I'm trying to accelerate my numpy
code using dask
. Following is a part of my numpy
code
arr_1 = np.load('<arr1_path>.npy')
arr_2 = np.load('<arr2_path>.npy')
arr_3 = np.load('<arr3_path>.npy')
arr_1 = np.concatenate((arr_1, arr_2[:,:,np.newaxis]),axis = 2)
arr_1_half = totaldata.shape[0]//2
arr_4 = arr_3[:half]
[r,c] = np.where(arr_4 == True)
[rn,cn] = np.where(arr_4 == False)
print(len(r))
This prints valid results and is working fine. However, following dask
equivalent
arr_1 = da.from_zarr('<arr1_path>.zarr')
arr_2 = da.from_zarr('<arr2_path>.zarr')
arr_3 = da.from_zarr('<arr3_path>.zarr')
arr_1 = da.concatenate((arr_1, arr_2[:,:,np.newaxis]),axis = 2)

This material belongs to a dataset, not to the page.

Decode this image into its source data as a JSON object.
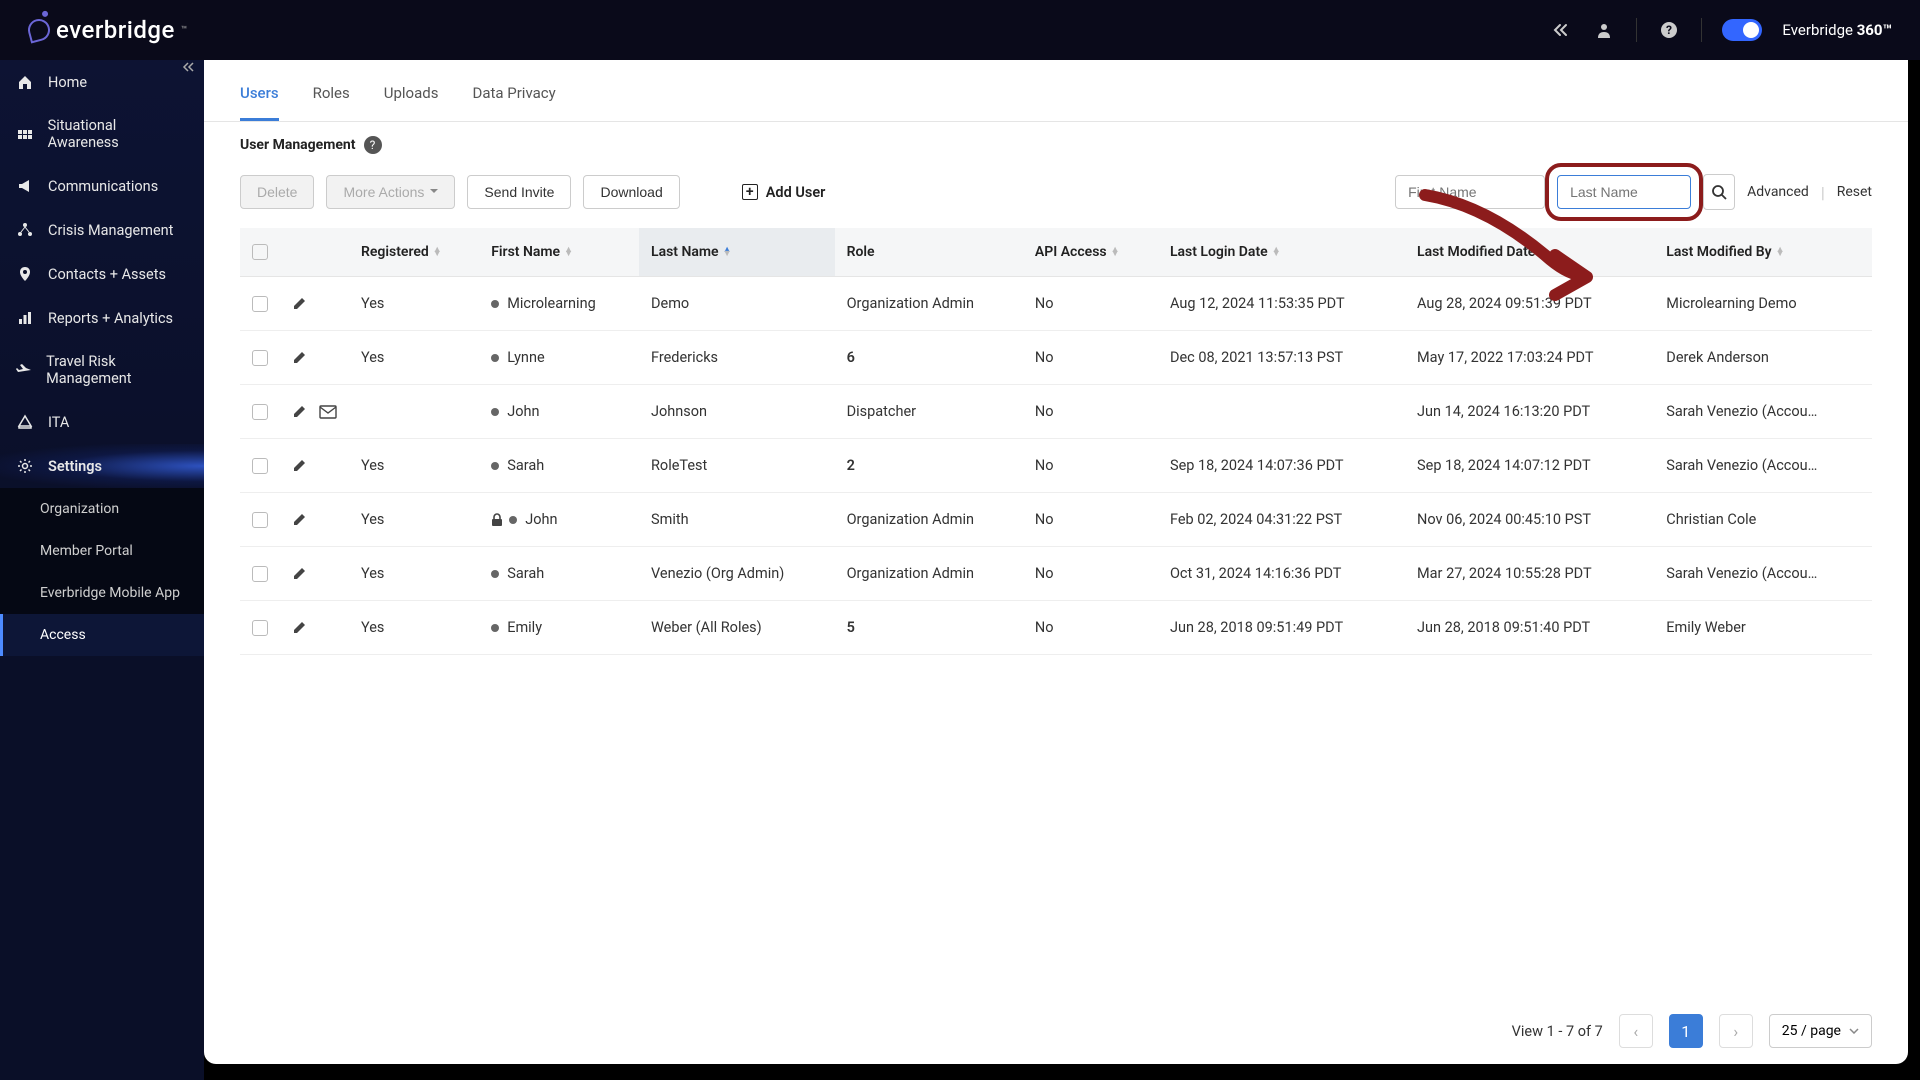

arr_1_half = totaldata.shape[0]//2
arr_4 = arr_3[:half]
[r,c] = da.where(arr_4 == True)
[rn,cn] = da.where(arr_4 == False)
print(len(r)) # <----- Error: float' object cannot be interpreted as an integer
results in r
as
dask.array<getitem, shape=(nan,), dtype=int64, chunksize=(nan,), chunktype=numpy.ndarray>
and thus the above mentioned error. Since dask
arrays are lazily evaluated, do I have to explicitly call compute()
or similar somewhere? Or am I missing something basic? Any help will be appreciated.